A realidade atual é que os incentivos aos produtores para aderirem à rastreabilidade e aceitarem o monitoramento socioambiental são escassos e, quando existentes, pouco levam em conta as perspectivas e a diversidade dos mesmos. É importante que se mapeie e se conheça as necessidades dos produtores e se criem incentivos para que não haja resistências à implantação das novas regras.
Enquanto a maior parte atua dentro da conformidade ambiental ou com inconformidades menores, existe uma parcela que age de forma ilegal e possui processos judiciais a cumprir. Frente aos requisitos exigidos para o cumprimento do Código Florestal e às regulamentações internacionais para commodities agropecuárias, é essencial que haja mecanismos capazes de promover a reinserção de produtores na cadeia do fornecimento responsável, de forma a permitir a readequação ambiental associada ao aumento da produtividade.
O governo federal deve ter um papel de regente, fortalecendo as políticas estaduais e a integridade no setor, enquanto a iniciativa privada deve promover o engajamento dos produtores nessas plataformas que fazem a reintegração na cadeia do fornecimento de forma rápida e menos burocrática.
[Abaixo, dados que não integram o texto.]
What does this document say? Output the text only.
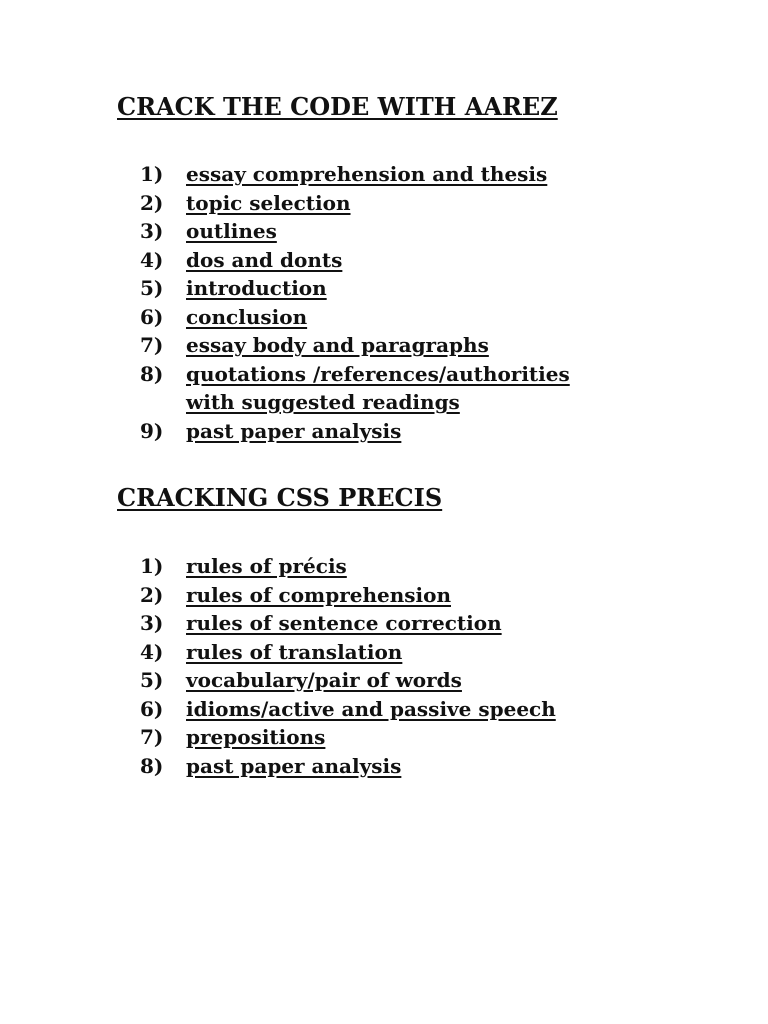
CRACK THE CODE WITH AAREZ
1)	essay comprehension and thesis
2)	topic selection
3)	outlines
4)	dos and donts
5)	introduction
6)	conclusion
7)	essay body and paragraphs
8)	quotations /references/authorities with suggested readings
9)	past paper analysis
CRACKING CSS PRECIS
1)	rules of précis
2)	rules of comprehension
3)	rules of sentence correction
4)	rules of translation
5)	vocabulary/pair of words
6)	idioms/active and passive speech
7)	prepositions
8)	past paper analysis
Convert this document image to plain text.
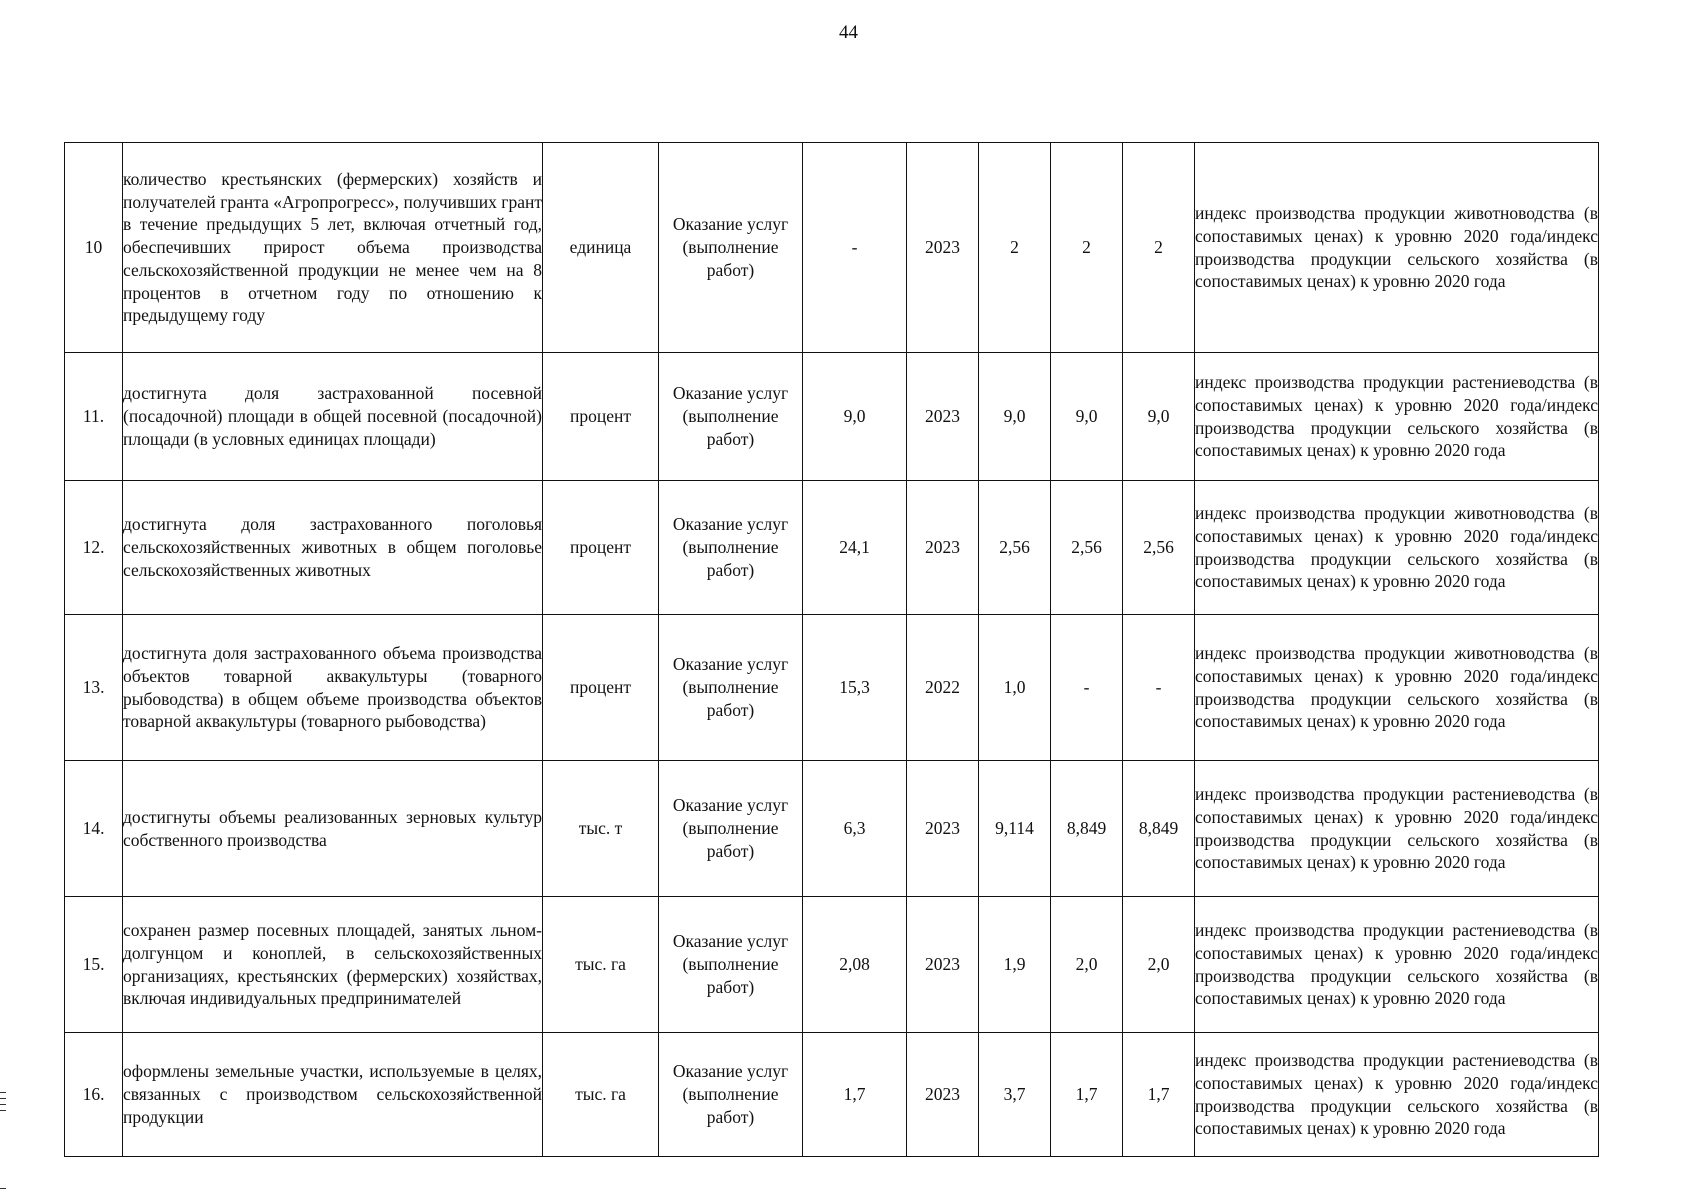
44
10	количество крестьянских (фермерских) хозяйств и получателей гранта «Агропрогресс», получивших грант в течение предыдущих 5 лет, включая отчетный год, обеспечивших прирост объема производства сельскохозяйственной продукции не менее чем на 8 процентов в отчетном году по отношению к предыдущему году	единица	Оказание услуг (выполнение работ)	-	2023	2	2	2	индекс производства продукции животноводства (в сопоставимых ценах) к уровню 2020 года/индекс производства продукции сельского хозяйства (в сопоставимых ценах) к уровню 2020 года
11.	достигнута доля застрахованной посевной (посадочной) площади в общей посевной (посадочной) площади (в условных единицах площади)	процент	Оказание услуг (выполнение работ)	9,0	2023	9,0	9,0	9,0	индекс производства продукции растениеводства (в сопоставимых ценах) к уровню 2020 года/индекс производства продукции сельского хозяйства (в сопоставимых ценах) к уровню 2020 года
12.	достигнута доля застрахованного поголовья сельскохозяйственных животных в общем поголовье сельскохозяйственных животных	процент	Оказание услуг (выполнение работ)	24,1	2023	2,56	2,56	2,56	индекс производства продукции животноводства (в сопоставимых ценах) к уровню 2020 года/индекс производства продукции сельского хозяйства (в сопоставимых ценах) к уровню 2020 года
13.	достигнута доля застрахованного объема производства объектов товарной аквакультуры (товарного рыбоводства) в общем объеме производства объектов товарной аквакультуры (товарного рыбоводства)	процент	Оказание услуг (выполнение работ)	15,3	2022	1,0	-	-	индекс производства продукции животноводства (в сопоставимых ценах) к уровню 2020 года/индекс производства продукции сельского хозяйства (в сопоставимых ценах) к уровню 2020 года
14.	достигнуты объемы реализованных зерновых культур собственного производства	тыс. т	Оказание услуг (выполнение работ)	6,3	2023	9,114	8,849	8,849	индекс производства продукции растениеводства (в сопоставимых ценах) к уровню 2020 года/индекс производства продукции сельского хозяйства (в сопоставимых ценах) к уровню 2020 года
15.	сохранен размер посевных площадей, занятых льном-долгунцом и коноплей, в сельскохозяйственных организациях, крестьянских (фермерских) хозяйствах, включая индивидуальных предпринимателей	тыс. га	Оказание услуг (выполнение работ)	2,08	2023	1,9	2,0	2,0	индекс производства продукции растениеводства (в сопоставимых ценах) к уровню 2020 года/индекс производства продукции сельского хозяйства (в сопоставимых ценах) к уровню 2020 года
16.	оформлены земельные участки, используемые в целях, связанных с производством сельскохозяйственной продукции	тыс. га	Оказание услуг (выполнение работ)	1,7	2023	3,7	1,7	1,7	индекс производства продукции растениеводства (в сопоставимых ценах) к уровню 2020 года/индекс производства продукции сельского хозяйства (в сопоставимых ценах) к уровню 2020 года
A criação e início de implementação da Política Nacional de Rastreabilidade neste ano se apresenta como uma oportunidade única para redefinir as relações entre produção, regulação, meio ambiente e direitos humanos. Não é uma escolha ideológica, mas de negócios. Posicionar o setor agropecuário brasileiro na vanguarda das melhores práticas socioambientais no mundo é um avanço que não pode ser desperdiçado (Marina Guyot é engenheira agrônoma e gerente de Políticas Públicas do Imaflora; Lisandro Inakake é engenheiro agrônomo e gerente de Projetos em Cadeias Agropecuárias do Imaflora. Folha, 20/3/24)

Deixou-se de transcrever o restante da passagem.